Studio album by Ratimir Boršić Rača & Bijelo Dugme
- Released: 1983
- Genre: Pop rock; children's music;
- Label: Jugoton
- Producer: Goran Bregović

Bijelo Dugme chronology
| Singl ploče (1976–1980) (1982) | ...a milicija trenira strogoću! (i druge pjesmice za djecu) (1983) | Uspavanka za Radmilu M. (1983) |

= ...a milicija trenira strogoću! (i druge pjesmice za djecu) =

...a milicija trenira strogoću! (i druge pjesmice za djecu) is a children's music album recorded by Yugoslav child singer Ratimir Boršić "Rača" and Yugoslav rock band Bijelo Dugme, released in 1983.

==Background==
The lyrics for the album were written by poet Duško Trifunović, with whom Bijelo Dugme had previously cooperated on several occasions, and the music was composed by Bijelo Dugme leader Goran Bregović. All the members of Bijelo Dugme took part in the recording, excluding the band's vocalist Željko Bebek.
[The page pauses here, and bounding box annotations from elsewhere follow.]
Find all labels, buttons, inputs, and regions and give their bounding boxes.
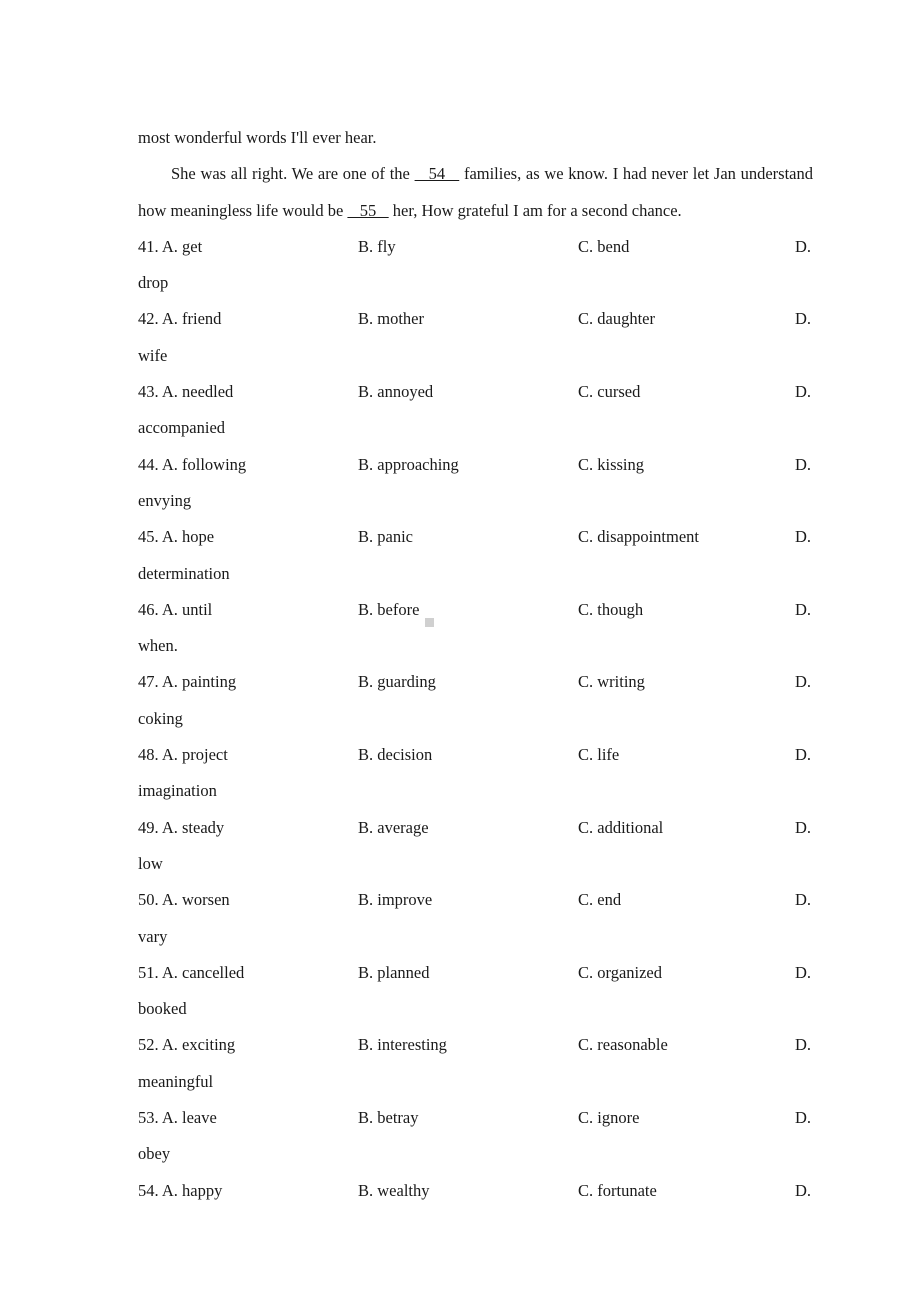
question-row: 42. A. friendB. motherC. daughterD. <box>138 301 813 337</box>
option-c: C. daughter <box>578 301 793 337</box>
option-b: B. average <box>358 810 578 846</box>
option-d: D. <box>793 592 813 628</box>
option-d-wrap: booked <box>138 991 813 1027</box>
option-d-wrap: accompanied <box>138 410 813 446</box>
option-c: C. fortunate <box>578 1173 793 1209</box>
p2-text-3: her, How grateful I am for a second chan… <box>389 201 682 220</box>
option-d-wrap: imagination <box>138 773 813 809</box>
option-c: C. organized <box>578 955 793 991</box>
option-b: B. improve <box>358 882 578 918</box>
option-a: 44. A. following <box>138 447 358 483</box>
p2-text-1: She was all right. We are one of the <box>171 164 415 183</box>
option-b: B. interesting <box>358 1027 578 1063</box>
option-b: B. annoyed <box>358 374 578 410</box>
option-b: B. wealthy <box>358 1173 578 1209</box>
question-row: 50. A. worsenB. improveC. endD. <box>138 882 813 918</box>
option-b: B. approaching <box>358 447 578 483</box>
question-row: 47. A. paintingB. guardingC. writingD. <box>138 664 813 700</box>
option-b: B. fly <box>358 229 578 265</box>
option-b: B. decision <box>358 737 578 773</box>
option-b: B. panic <box>358 519 578 555</box>
option-c: C. end <box>578 882 793 918</box>
question-row: 53. A. leaveB. betrayC. ignoreD. <box>138 1100 813 1136</box>
option-d: D. <box>793 955 813 991</box>
option-b: B. planned <box>358 955 578 991</box>
option-a: 54. A. happy <box>138 1173 358 1209</box>
option-c: C. writing <box>578 664 793 700</box>
option-a: 41. A. get <box>138 229 358 265</box>
option-b: B. betray <box>358 1100 578 1136</box>
option-c: C. additional <box>578 810 793 846</box>
option-b: B. mother <box>358 301 578 337</box>
option-d-wrap: vary <box>138 919 813 955</box>
option-a: 47. A. painting <box>138 664 358 700</box>
option-d: D. <box>793 810 813 846</box>
option-d: D. <box>793 374 813 410</box>
option-a: 49. A. steady <box>138 810 358 846</box>
question-row: 48. A. projectB. decisionC. lifeD. <box>138 737 813 773</box>
question-row: 46. A. untilB. beforeC. thoughD. <box>138 592 813 628</box>
option-d-wrap: meaningful <box>138 1064 813 1100</box>
option-c: C. life <box>578 737 793 773</box>
option-d-wrap: low <box>138 846 813 882</box>
option-d: D. <box>793 664 813 700</box>
option-a: 51. A. cancelled <box>138 955 358 991</box>
option-d-wrap: obey <box>138 1136 813 1172</box>
option-b: B. before <box>358 592 578 628</box>
passage-line-1: most wonderful words I'll ever hear. <box>138 120 813 156</box>
blank-54: 54 <box>415 164 460 183</box>
option-d: D. <box>793 229 813 265</box>
option-d: D. <box>793 737 813 773</box>
option-d: D. <box>793 1027 813 1063</box>
option-a: 52. A. exciting <box>138 1027 358 1063</box>
option-d: D. <box>793 1173 813 1209</box>
option-d: D. <box>793 301 813 337</box>
option-d: D. <box>793 1100 813 1136</box>
question-row: 51. A. cancelledB. plannedC. organizedD. <box>138 955 813 991</box>
option-d: D. <box>793 519 813 555</box>
option-b: B. guarding <box>358 664 578 700</box>
option-d-wrap: when. <box>138 628 813 664</box>
option-d-wrap: drop <box>138 265 813 301</box>
passage-line-2: She was all right. We are one of the 54 … <box>138 156 813 229</box>
option-c: C. reasonable <box>578 1027 793 1063</box>
question-row: 49. A. steadyB. averageC. additionalD. <box>138 810 813 846</box>
page-marker <box>425 618 434 627</box>
option-d: D. <box>793 447 813 483</box>
option-d: D. <box>793 882 813 918</box>
blank-55: 55 <box>347 201 388 220</box>
option-d-wrap: determination <box>138 556 813 592</box>
option-a: 43. A. needled <box>138 374 358 410</box>
option-c: C. bend <box>578 229 793 265</box>
question-row: 52. A. excitingB. interestingC. reasonab… <box>138 1027 813 1063</box>
option-a: 45. A. hope <box>138 519 358 555</box>
option-c: C. cursed <box>578 374 793 410</box>
questions-block: 41. A. getB. flyC. bendD.drop42. A. frie… <box>138 229 813 1209</box>
option-c: C. kissing <box>578 447 793 483</box>
option-c: C. though <box>578 592 793 628</box>
question-row: 44. A. followingB. approachingC. kissing… <box>138 447 813 483</box>
option-a: 50. A. worsen <box>138 882 358 918</box>
question-row: 54. A. happyB. wealthyC. fortunateD. <box>138 1173 813 1209</box>
option-c: C. ignore <box>578 1100 793 1136</box>
option-d-wrap: wife <box>138 338 813 374</box>
question-row: 43. A. needledB. annoyedC. cursedD. <box>138 374 813 410</box>
option-a: 53. A. leave <box>138 1100 358 1136</box>
question-row: 41. A. getB. flyC. bendD. <box>138 229 813 265</box>
option-a: 46. A. until <box>138 592 358 628</box>
option-d-wrap: envying <box>138 483 813 519</box>
question-row: 45. A. hopeB. panicC. disappointmentD. <box>138 519 813 555</box>
option-a: 48. A. project <box>138 737 358 773</box>
option-c: C. disappointment <box>578 519 793 555</box>
option-d-wrap: coking <box>138 701 813 737</box>
option-a: 42. A. friend <box>138 301 358 337</box>
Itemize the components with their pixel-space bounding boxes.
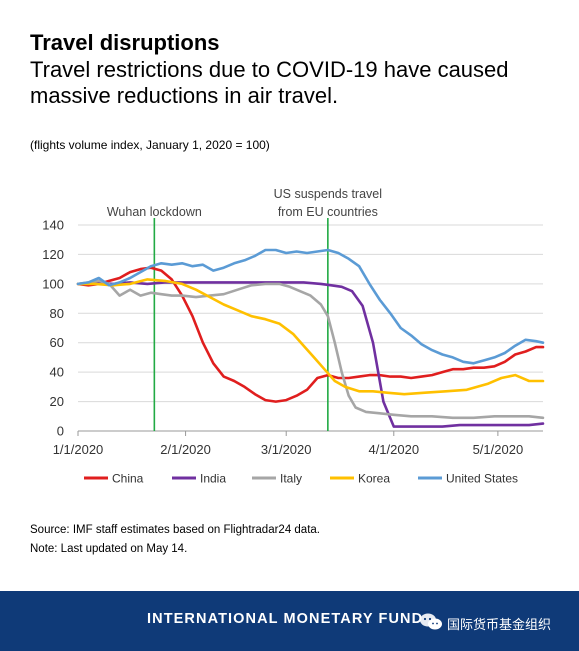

It was initially planned for pop rock singer Seid Memić "Vajta" to sing the vocals, but eventually, vocals were recorded by the eleven-year-old Ratimir Boršić "Rača". The album was released under the names of both band and singer. The album cover was designed by Bijelo Dugme's old collaborator Dragan S. Stefanović.

== Track listing ==

| No. | Title | Length |
|---|---|---|
| 1. | "...a milicija trenira strogoću!" ("...and Militia Trains Strictness!") | 3:34 |
| 2. | "Pjesma o vozovima" ("Song about Trains") | 2:49 |
| 3. | "Pjesma o mlijeku" ("Song about Milk") | 2:30 |
| 4. | "Pjesma o bašti, parku i cvijeću" ("Song about Garden, Park and Flowers") | 3:20 |
| 5. | "Pjesma o žmurki i lovu" ("Song about Hide-and-Seek") | 2:45 |
| 6. | "Divlji zapad" ("Wild West") | 2:38 |
| 7. | "Pjesma o životinjama" ("Song about Animals") | 2:40 |
| 8. | "Pjesma o Mocartu" ("Song about Mozart") | 2:40 |
| 9. | "Lava dva" ("Two Lions") | 2:37 |

==Personnel==
- Ratimir Boršić – vocals

===Bijelo Dugme===
- Goran Bregović – guitar, producer, recorded by
- Zoran Redžić – bass guitar
- Ipe Ivandić – drums
- Vlado Pravdić – keyboards

===Additional personnel===
- Duško Trifunović – lyrics
- Mahmut Ferović – recorded by
- Dragan S. Stefanović – design

==Reception==
The album was well received by the critics, who pointed out that Bregović and Trifunović did not consider the child audience "mentally immature".

==Legacy==
The title track was often performed by Bijelo Dugme in concert, and a live version of it appears on the band's live albums Mramor, kamen i željezo (1987) and Turneja 2005: Sarajevo, Zagreb, Beograd (2005).